Geyers work provokes a radical re-thinking of time. She studies our present by charting histories through a de-familiarizing, transgressive, feminist lens. The resulting works invite a viewer to re-think, re-enact and re-imagine their relationship to past time and how it informs the way they experience the present. As the artist recognises, Art is not dead
[it] is constantly, through our living, in the making (Insistence, 2013). In this way, Geyer creates a nuanced space of potential, a vital tool for empowerment and action amidst todays cultural, social and political systems. The title When We suggests this potentiality; that we can do something, that something may have happened, or indeed can still happen. When We is therefore both a suggestion and an affirmation.
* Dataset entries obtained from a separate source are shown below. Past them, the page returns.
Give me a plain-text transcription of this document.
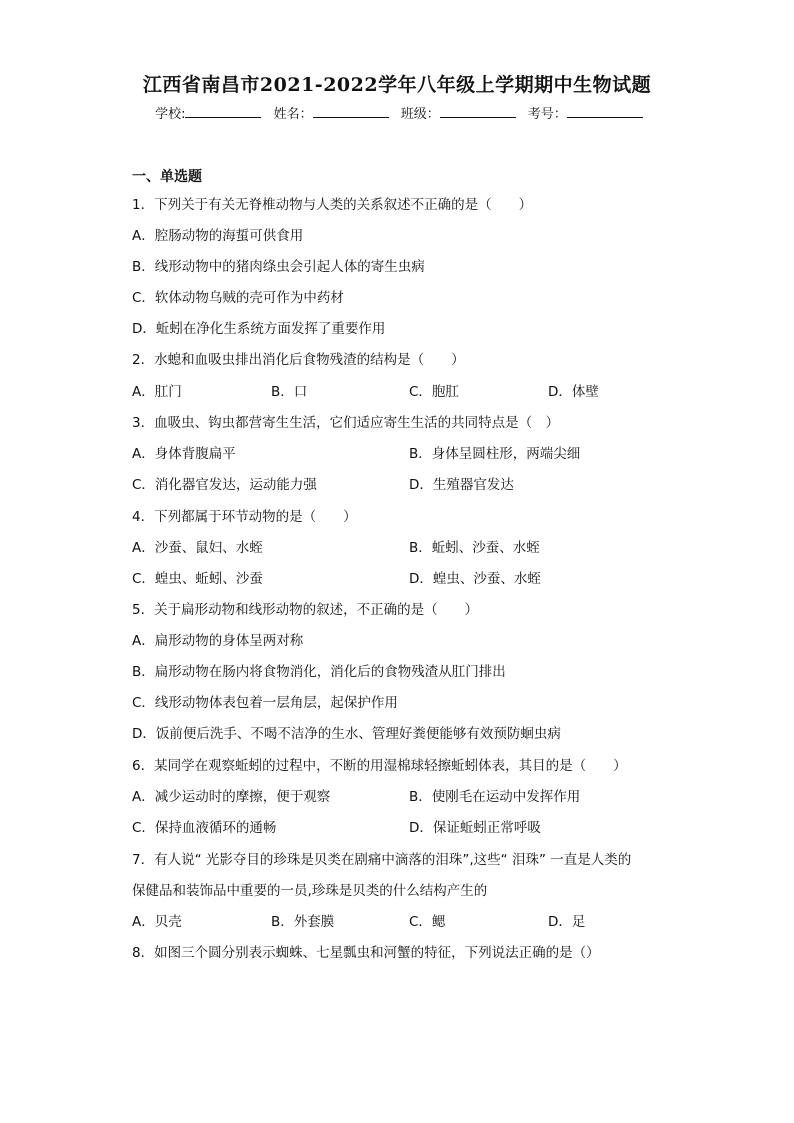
江西省南昌市2021-2022学年八年级上学期期中生物试题
学校:	姓名：	班级：	考号：
一、单选题
1．下列关于有关无脊椎动物与人类的关系叙述不正确的是（　　）
A．腔肠动物的海蜇可供食用
B．线形动物中的猪肉绦虫会引起人体的寄生虫病
C．软体动物乌贼的壳可作为中药材
D．蚯蚓在净化生系统方面发挥了重要作用
2．水螅和血吸虫排出消化后食物残渣的结构是（　　）
A．肛门	B．口	C．胞肛	D．体壁
3．血吸虫、钩虫都营寄生生活，它们适应寄生生活的共同特点是（　）
A．身体背腹扁平	B．身体呈圆柱形，两端尖细
C．消化器官发达，运动能力强	D．生殖器官发达
4．下列都属于环节动物的是（　　）
A．沙蚕、鼠妇、水蛭	B．蚯蚓、沙蚕、水蛭
C．蝗虫、蚯蚓、沙蚕	D．蝗虫、沙蚕、水蛭
5．关于扁形动物和线形动物的叙述，不正确的是（　　）
A．扁形动物的身体呈两对称
B．扁形动物在肠内将食物消化，消化后的食物残渣从肛门排出
C．线形动物体表包着一层角层，起保护作用
D．饭前便后洗手、不喝不洁净的生水、管理好粪便能够有效预防蛔虫病
6．某同学在观察蚯蚓的过程中，不断的用湿棉球轻擦蚯蚓体表，其目的是（　　）
A．减少运动时的摩擦，便于观察	B．使刚毛在运动中发挥作用
C．保持血液循环的通畅	D．保证蚯蚓正常呼吸
7．有人说“ 光影夺目的珍珠是贝类在剧痛中滴落的泪珠”,这些“ 泪珠” 一直是人类的
保健品和装饰品中重要的一员,珍珠是贝类的什么结构产生的
A．贝壳	B．外套膜	C．鳃	D．足
8．如图三个圆分别表示蜘蛛、七星瓢虫和河蟹的特征，下列说法正确的是（）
The exhibition at IMMA focuses on Andrea Geyers current body of work an ambitious investigation into the formation of modern art, its institutions and their histories. Featuring performance, text, photography, installation, sculpture and video, the exhibition unfolds as a series of salons, each with its own mood, or as the artist describes, each creating its own particular universe. These are spaces made for lingering, to give time for collective thought where critical reflection can otherwise be diluted by the drone of contemporary culture. Combining fictional and documentary strategies, the works within these salons, such as Constellations (2018), Manifest (2017), and Revolt, They Said (2012 ongoing), honour and celebrate ideas that have been and continue to be marginalized or obscured.
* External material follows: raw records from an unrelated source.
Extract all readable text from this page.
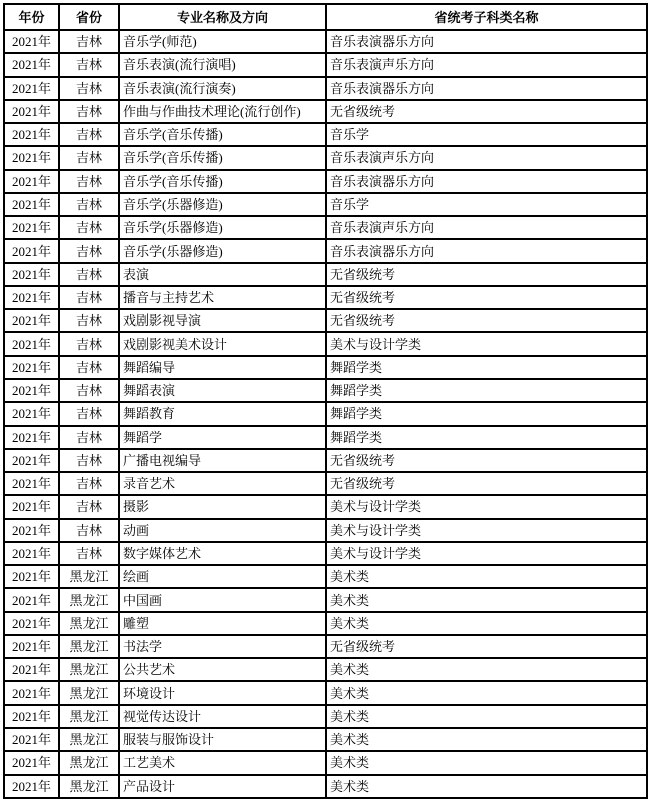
年份	省份	专业名称及方向	省统考子科类名称
2021年	吉林	音乐学(师范)	音乐表演器乐方向
2021年	吉林	音乐表演(流行演唱)	音乐表演声乐方向
2021年	吉林	音乐表演(流行演奏)	音乐表演器乐方向
2021年	吉林	作曲与作曲技术理论(流行创作)	无省级统考
2021年	吉林	音乐学(音乐传播)	音乐学
2021年	吉林	音乐学(音乐传播)	音乐表演声乐方向
2021年	吉林	音乐学(音乐传播)	音乐表演器乐方向
2021年	吉林	音乐学(乐器修造)	音乐学
2021年	吉林	音乐学(乐器修造)	音乐表演声乐方向
2021年	吉林	音乐学(乐器修造)	音乐表演器乐方向
2021年	吉林	表演	无省级统考
2021年	吉林	播音与主持艺术	无省级统考
2021年	吉林	戏剧影视导演	无省级统考
2021年	吉林	戏剧影视美术设计	美术与设计学类
2021年	吉林	舞蹈编导	舞蹈学类
2021年	吉林	舞蹈表演	舞蹈学类
2021年	吉林	舞蹈教育	舞蹈学类
2021年	吉林	舞蹈学	舞蹈学类
2021年	吉林	广播电视编导	无省级统考
2021年	吉林	录音艺术	无省级统考
2021年	吉林	摄影	美术与设计学类
2021年	吉林	动画	美术与设计学类
2021年	吉林	数字媒体艺术	美术与设计学类
2021年	黑龙江	绘画	美术类
2021年	黑龙江	中国画	美术类
2021年	黑龙江	雕塑	美术类
2021年	黑龙江	书法学	无省级统考
2021年	黑龙江	公共艺术	美术类
2021年	黑龙江	环境设计	美术类
2021年	黑龙江	视觉传达设计	美术类
2021年	黑龙江	服装与服饰设计	美术类
2021年	黑龙江	工艺美术	美术类
2021年	黑龙江	产品设计	美术类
The newly commissioned work Collective Weave (Ireland), 2018, is an expansive floor-to-ceiling installation of white linen featuring iridescent silver patterns of drawings. The drawings are derived from Irish queer magazines, posters and flyers dating from 1970 to the early 1990s. Raising questions around identity, community, representation, and visibility within museums, with this body of work Geyer seeks to champion art as a fundamental necessity and propose alternative possibilities within our contemporary lives.
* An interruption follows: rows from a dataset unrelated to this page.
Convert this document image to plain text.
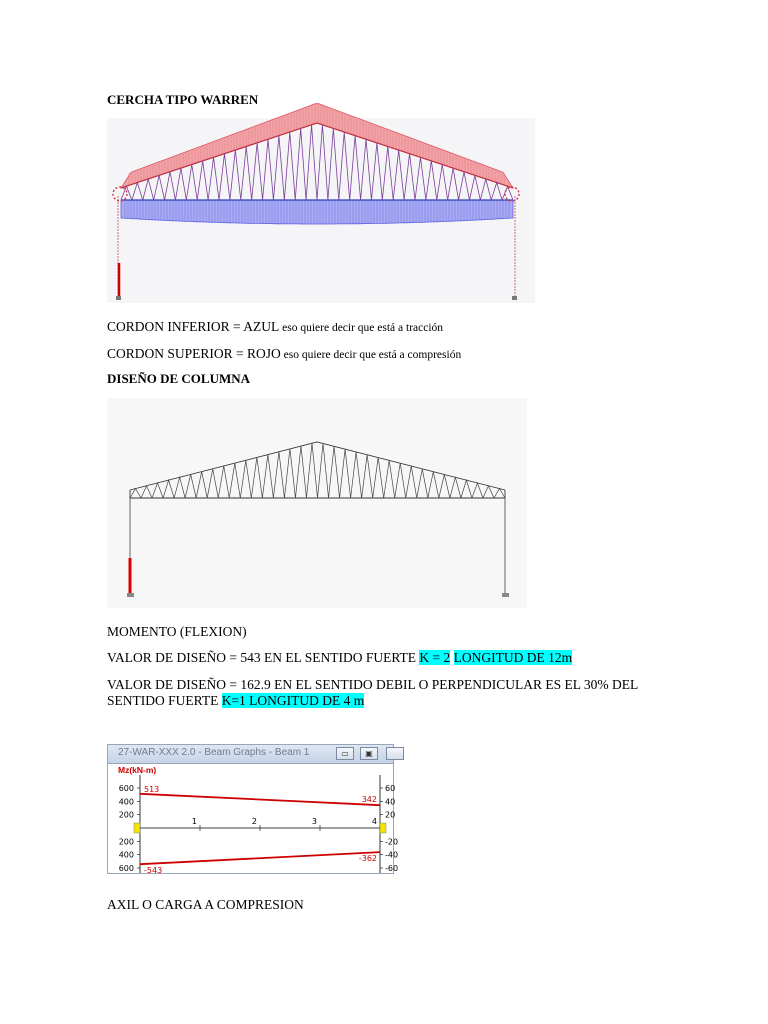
CERCHA TIPO WARREN
CORDON INFERIOR = AZUL eso quiere decir que está a tracción
CORDON SUPERIOR = ROJO eso quiere decir que está a compresión
DISEÑO DE COLUMNA
MOMENTO (FLEXION)
VALOR DE DISEÑO = 543 EN EL SENTIDO FUERTE K = 2 LONGITUD DE 12m
VALOR DE DISEÑO = 162.9 EN EL SENTIDO DEBIL O PERPENDICULAR ES EL 30% DEL SENTIDO FUERTE K=1 LONGITUD DE 4 m
27-WAR-XXX 2.0 - Beam Graphs - Beam 1	▭	▣
Mz(kN-m)
600	60
400	40
200	20
200	-20
400	-40
600	-60
1	2	3	4
513
342
-543
-362
AXIL O CARGA A COMPRESION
Notably a key influence for Andrea Geyer is the American dancer, choreographer, filmmaker, and writer, Yvonne Rainer, whose seminal early dance works have recently been shown at IMMA in May 2018. Head of Exhibitions at IMMA, Rachael Thomas states, ...IMMA is honoured to be working with the pioneering and influential artist Yvonne Rainer. Rainer continuously explores the body as a metaphor itself, as a site inspiration, courageously challenging political and social structures. Extending this oeuvre, we are also delighted to be exhibiting new work by Andrea Geyer, who focuses on themes of gender and memory; and how they are constantly reinterpreted against a backdrop of history and current culture. These two artists, Rainer and Geyer, reveal new pathways of understanding feminism, and are rewriting the rules of art practice.
Andrea Geyer, When We continues in the Courtyard Galleries at IMMA until 21 October 2018. Admission is free.